Вот тут-то всё и началось по-настоящему.
Они поженились три года назад — быстро, весело, под «горько» в кафе на двадцать человек. Маринка была из города, из квартиры, из семьи, где слово «огород» ассоциировалось только с картинкой в детской книжке. Витина семья — другая история. Свекровь Людмила Ивановна каждую весну звонила в марте с одной и той же фразой: рассада не ждёт. Как будто рассада — это пациент в реанимации.
Маринка первый год терпела. Второй — огрызалась. Третий — объявила войну.
Не громко. Без деклараций. Просто однажды в апреле сказала: я не еду. И не поехала. Витя съездил один. Вернулся с перемазанными руками и виноватым видом. Людмила Ивановна позвонила на следующий день и долго молчала в трубку, прежде чем спросить, не заболела ли Марина.
— Здорова, — сказала Марина. — Просто не хочу.
Людмила Ивановна повесила трубку.
С тех пор они с Маринкой разговаривали исключительно через Витю, как две страны через посла.
— Ты понимаешь, что она обиделась? — спросил Витя вечером того же дня, когда разгорелся спор про холодильник и картошку.
— На что?
— На то, что ты предложила продать дачу.
— Вить, я ей ничего не предлагала. Я тебе предлагала.
— Она позвонила мне на работе.
Маринка обернулась от плиты.
— На работе?
— Сказала, что у неё сердце.
— У неё каждый раз сердце, когда что-то идёт не по-её.
— Марина.
— Что — Марина? — она выключила конфорку. — Вить, я не враг. Я не хочу никому зла. Но давай честно: сколько мы потратили на эту дачу за три года? Вот прям посчитаем?
Витя молчал.
— Дорогу туда-обратно, бензин, всякие лопаты-грабли, плёнку для парника, доски, которые покупали в том году, краску для забора...
— Краска была недорогая.
— Вить! — она засмеялась, но в смехе было что-то нехорошее, острое. — Ты сейчас защищаешь краску для забора!

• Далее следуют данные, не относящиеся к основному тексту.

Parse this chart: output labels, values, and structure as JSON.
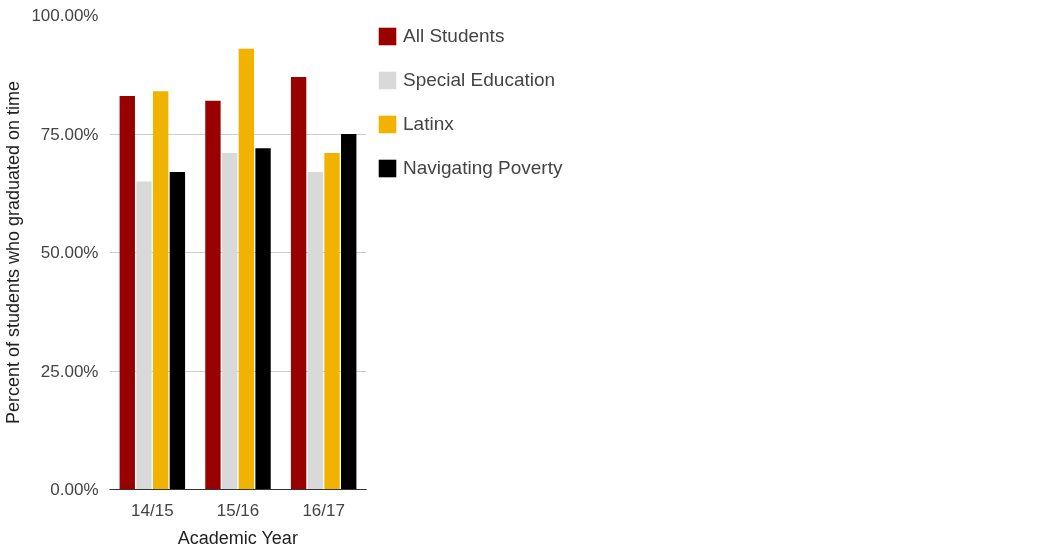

На следующее утро Витя встал в шесть. Маринка слышала, как он ходит по кухне, как гремит чайник, как тихо, почти неслышно, закрывает входную дверь.
Она лежала и смотрела в потолок.
Мишка спал в соседней комнате. Ему два с половиной — он ещё не понимает, что такое ссора. Зато отлично понимает, когда в доме тихо не так, как обычно.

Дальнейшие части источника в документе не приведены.